Szefowa MFW Christine Lagarde
Szefowa MFW Christine LagardeZdjęcie: dapd

Cameron jak Kaczyński

Długie noce bywały już często w Radzie Unii Europejskiej, rzadko jednak ktoś był w ich czasie tak osamotniony jak brytyjski premier David Cameron. Doświadczonym dyplomatom zachowanie Camerona przypomina postawę zmarłego tragicznie polskiego prezydenta Lecha Kaczyńskiego, który blokował pertraktacje w sprawie unijnej konstytucji. „Wówczas jednak”, wzdycha jeden z unijnych dyplomatów, „chodziło o paragrafy i podwójne większości, dzisiaj o pieniądze i przetrwanie Unii”. Wielu obserwatorów jest zgodnych, że brytyjska droga przysporzy wyspiarzom więcej szkód, niż korzyści. Wpływ Londynu w Europie maleje.

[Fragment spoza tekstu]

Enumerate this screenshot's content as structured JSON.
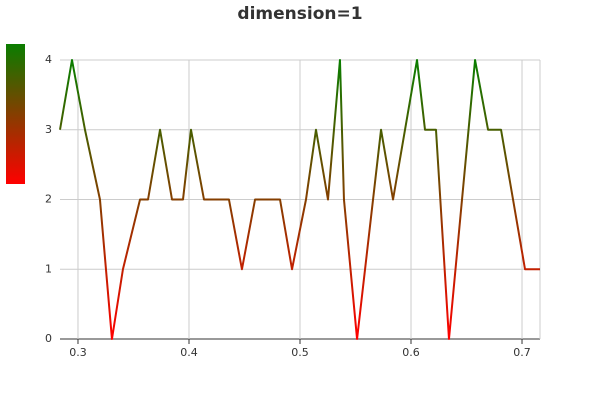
{
  "chart_data": {
    "type": "line",
    "title": "dimension=1",
    "x": [
      0.2838,
      0.2946,
      0.3063,
      0.3198,
      0.3306,
      0.3405,
      0.3559,
      0.3631,
      0.3739,
      0.3847,
      0.3946,
      0.4018,
      0.4135,
      0.436,
      0.4477,
      0.4595,
      0.482,
      0.4928,
      0.5054,
      0.5144,
      0.5252,
      0.536,
      0.5396,
      0.5514,
      0.573,
      0.5838,
      0.6054,
      0.6126,
      0.6225,
      0.6342,
      0.6577,
      0.6694,
      0.6811,
      0.7027,
      0.7162
    ],
    "values": [
      3,
      4,
      3,
      2,
      0,
      1,
      2,
      2,
      3,
      2,
      2,
      3,
      2,
      2,
      1,
      2,
      2,
      1,
      2,
      3,
      2,
      4,
      2,
      0,
      3,
      2,
      4,
      3,
      3,
      0,
      4,
      3,
      3,
      1,
      1
    ],
    "xlim": [
      0.2838,
      0.7162
    ],
    "xticks": [
      0.3,
      0.4,
      0.5,
      0.6,
      0.7
    ],
    "ylim": [
      0,
      4
    ],
    "yticks": [
      0,
      1,
      2,
      3,
      4
    ],
    "grid": true,
    "visual_map": {
      "low_color": "#ff0000",
      "high_color": "#0a7d00"
    }
  }
}
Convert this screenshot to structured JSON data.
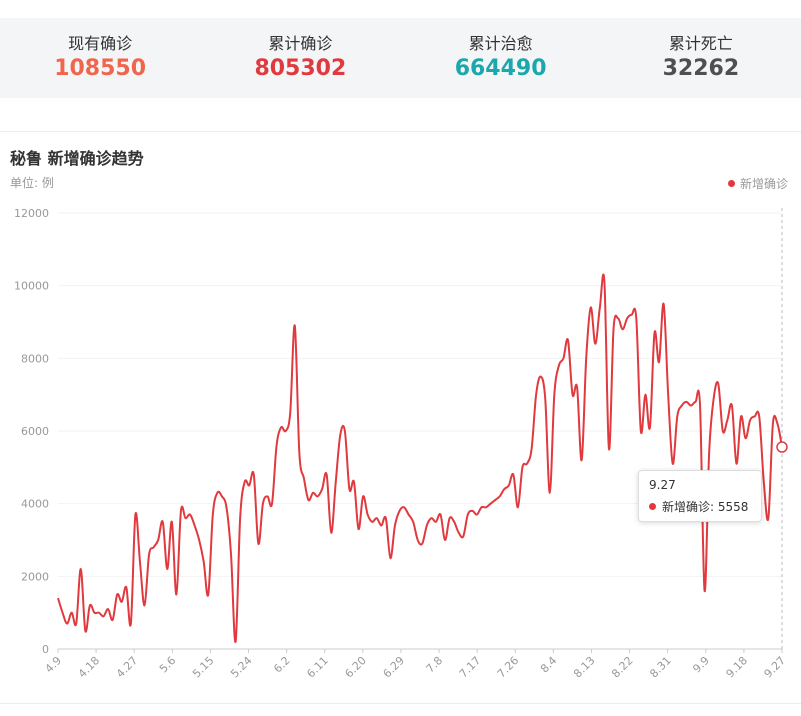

Kanclerz Merkel przypomniała, że kiedy strefie euro źle się wiedzie, cierpią na tym także brytyjskie banki. Może Brytyjczycy jeszcze się zastanowią. U kresu szczytu kanclerz Merkel prawie zaniemówiła. Jeszcze przechrypiała się przez konferencję prasową, po czym wróciła do Berlina z nadzieją na trochę snu w samolocie. Politycy też kiedyś muszą spać. Kryzysowych szczytów w tym roku było już wystarczająco, przed Bożym Narodzeniem nie jest przewidziany żaden dalszy, oznajmiła kanclerz. Od stycznia przyszłego roku szefowie państw i rządów chcą się jednak spotykać raz w miesiącu, jako rodzaj "rządu gospodarczego".